Zach Miller had his breakout game at about this time last season and expectations were high for him in 2010, but a freakish injury he suffered in a casual workout with David Garrard last February slowed his progress.
"I was slowed early with the foot injury all offseason. It wouldn't go away unless I let it go away," Miller said as he looked back on a season in which he's finishing with a kick, but is still thought to have more kick left in him.
Through 14 games, Miller has caught 20 passes for 216 yards and a touchdown, a 52-yard catch-and-run score against Houston. Ironically, it was against Houston last season that he had a breakout 62-yard reception.
It's his blocking, however, that is drawing the most praise these days. Miller, a classic H-back style of receiving tight end, is no longer a liability as a blocker when he's in the game, and that's increasing his playing time.
"If you're willing to be a blocker, you can be a blocker," tight ends coach Rob Boras said. Boras added that Miller wants to be a blocker.
"For how far he's come, considering that he didn't do much in the spring, it's outstanding. He gives us an extra dimension. He's really developed in a hurry," Boras said of Miller.
The Jaguars believe they have the best block-and-catch tight end in the game in Marcedes Lewis. He's having a Pro Bowl-caliber season with 51 catches for 637 yards and nine touchdowns. The Jaguars also maintain that he's the best blocking tight end in the game.
Miller is the catch-a-lot, block-a-little complement to Lewis. Miller creates mismatches and Lewis says everybody benefits from it.

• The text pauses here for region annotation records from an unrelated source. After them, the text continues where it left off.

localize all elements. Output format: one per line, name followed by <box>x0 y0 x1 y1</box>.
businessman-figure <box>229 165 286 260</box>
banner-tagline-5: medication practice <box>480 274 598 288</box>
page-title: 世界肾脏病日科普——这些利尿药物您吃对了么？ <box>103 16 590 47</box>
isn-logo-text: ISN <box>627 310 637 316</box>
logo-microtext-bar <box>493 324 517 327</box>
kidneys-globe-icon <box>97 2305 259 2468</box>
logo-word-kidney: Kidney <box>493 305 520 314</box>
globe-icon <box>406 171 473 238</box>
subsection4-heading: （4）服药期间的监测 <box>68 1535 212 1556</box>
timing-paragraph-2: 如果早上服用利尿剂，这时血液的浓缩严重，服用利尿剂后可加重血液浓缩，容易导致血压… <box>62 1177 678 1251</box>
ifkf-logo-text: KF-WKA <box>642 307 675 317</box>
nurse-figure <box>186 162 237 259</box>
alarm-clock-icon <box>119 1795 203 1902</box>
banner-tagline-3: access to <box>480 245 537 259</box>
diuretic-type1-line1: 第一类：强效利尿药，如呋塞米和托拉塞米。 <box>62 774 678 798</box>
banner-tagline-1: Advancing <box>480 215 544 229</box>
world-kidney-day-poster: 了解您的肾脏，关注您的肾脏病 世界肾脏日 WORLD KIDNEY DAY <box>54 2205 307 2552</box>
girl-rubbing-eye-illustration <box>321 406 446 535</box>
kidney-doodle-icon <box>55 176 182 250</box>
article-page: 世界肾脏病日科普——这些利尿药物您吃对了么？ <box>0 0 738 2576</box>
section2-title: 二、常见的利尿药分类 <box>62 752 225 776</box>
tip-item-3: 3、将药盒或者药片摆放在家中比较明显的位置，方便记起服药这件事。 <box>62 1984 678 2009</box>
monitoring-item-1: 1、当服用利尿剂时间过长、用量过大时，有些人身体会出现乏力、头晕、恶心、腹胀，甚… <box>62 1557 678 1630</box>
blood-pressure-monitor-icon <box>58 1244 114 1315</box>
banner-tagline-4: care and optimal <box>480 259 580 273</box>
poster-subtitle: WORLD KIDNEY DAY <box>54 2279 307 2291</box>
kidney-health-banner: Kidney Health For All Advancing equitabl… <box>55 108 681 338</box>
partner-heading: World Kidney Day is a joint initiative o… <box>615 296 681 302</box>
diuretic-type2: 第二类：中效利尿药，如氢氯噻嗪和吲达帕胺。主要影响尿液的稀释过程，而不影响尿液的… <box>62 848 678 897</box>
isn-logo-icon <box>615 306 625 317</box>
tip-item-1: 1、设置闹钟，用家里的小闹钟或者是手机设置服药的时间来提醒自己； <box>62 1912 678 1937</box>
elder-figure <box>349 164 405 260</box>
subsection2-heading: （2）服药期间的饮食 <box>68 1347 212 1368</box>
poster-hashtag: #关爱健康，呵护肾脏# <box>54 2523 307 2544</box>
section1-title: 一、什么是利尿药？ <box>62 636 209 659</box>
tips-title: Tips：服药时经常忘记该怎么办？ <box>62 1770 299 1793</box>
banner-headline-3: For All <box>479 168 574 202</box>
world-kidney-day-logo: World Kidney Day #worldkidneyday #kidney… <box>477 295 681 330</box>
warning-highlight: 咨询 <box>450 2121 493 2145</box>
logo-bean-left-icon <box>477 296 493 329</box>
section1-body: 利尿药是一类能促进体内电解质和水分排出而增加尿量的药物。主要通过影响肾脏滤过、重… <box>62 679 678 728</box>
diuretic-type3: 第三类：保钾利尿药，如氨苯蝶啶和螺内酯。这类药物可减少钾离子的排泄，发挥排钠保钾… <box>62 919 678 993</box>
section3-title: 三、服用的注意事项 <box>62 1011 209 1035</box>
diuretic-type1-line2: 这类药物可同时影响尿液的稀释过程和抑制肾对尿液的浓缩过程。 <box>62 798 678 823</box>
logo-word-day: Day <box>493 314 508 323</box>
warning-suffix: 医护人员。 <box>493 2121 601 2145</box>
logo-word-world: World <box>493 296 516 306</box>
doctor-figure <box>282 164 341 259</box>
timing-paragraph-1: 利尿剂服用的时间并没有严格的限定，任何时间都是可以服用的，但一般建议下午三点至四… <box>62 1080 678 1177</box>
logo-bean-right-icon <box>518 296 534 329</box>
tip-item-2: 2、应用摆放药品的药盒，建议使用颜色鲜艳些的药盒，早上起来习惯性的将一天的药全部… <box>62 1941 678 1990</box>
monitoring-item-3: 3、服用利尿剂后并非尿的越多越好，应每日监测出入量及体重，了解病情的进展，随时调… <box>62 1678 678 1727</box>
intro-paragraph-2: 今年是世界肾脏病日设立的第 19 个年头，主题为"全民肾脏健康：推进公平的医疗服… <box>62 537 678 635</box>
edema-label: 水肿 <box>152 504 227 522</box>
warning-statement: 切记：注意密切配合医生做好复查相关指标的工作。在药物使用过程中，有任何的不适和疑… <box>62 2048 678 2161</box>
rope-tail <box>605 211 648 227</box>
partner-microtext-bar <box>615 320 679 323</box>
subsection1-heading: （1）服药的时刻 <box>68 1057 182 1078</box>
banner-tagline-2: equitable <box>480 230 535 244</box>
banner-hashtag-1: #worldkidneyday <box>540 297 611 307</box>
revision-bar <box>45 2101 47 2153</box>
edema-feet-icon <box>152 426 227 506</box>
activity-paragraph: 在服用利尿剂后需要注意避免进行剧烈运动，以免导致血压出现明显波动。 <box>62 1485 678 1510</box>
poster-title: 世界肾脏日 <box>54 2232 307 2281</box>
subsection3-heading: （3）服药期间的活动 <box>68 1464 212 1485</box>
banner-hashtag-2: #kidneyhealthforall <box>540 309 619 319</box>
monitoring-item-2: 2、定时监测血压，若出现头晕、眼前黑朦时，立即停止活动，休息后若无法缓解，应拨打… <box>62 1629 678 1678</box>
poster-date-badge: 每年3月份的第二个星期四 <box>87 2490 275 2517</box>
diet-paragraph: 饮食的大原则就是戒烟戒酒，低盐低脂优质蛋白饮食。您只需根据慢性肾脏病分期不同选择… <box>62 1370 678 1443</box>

"He's not going to be me. He's not going to be a true 'Y.' He's a hybrid. He's shown flashes. He's going to be as good as he wants to be," Lewis said of Miller. "When he's on the field and we're in double tight ends, that's going to open things up for everybody. That forces (defenses) to be in different personnel."
Miller's contribution is expected to increase. He's a former small-college quarterback making the conversion to pro tight end. It's a rare conversion that logically should require patience.
"I'm just getting better. I think I put myself into position to be on the field more, blocking-wise," Miller said. "I've definitely grown as a player. I'm seeing things better."
Boras believes Miller's career as a quarterback has left him with instincts that are aiding his growth as a receiver.
"He has such a good feel and awareness. He has a trait you can't teach and that's his awareness and understanding of coverages," Boras said.
It's all about the receiving numbers for Miller. The more his blocking improves, the more playing time he'll receive, but he wasn't drafted and he isn't being developed to be an in-line blocker. His skill is as a receiver.
"I envision myself being an explosive weapon. This is another part of my growth," Miller said.
He's the new-wave tight end. It's the catches that count.
"It looks like it's evolving that way. There aren't many guys Marcedes' type. Everybody wants to see the numbers and that's the way it is right now. Those are the guys that get recognized," Boras said.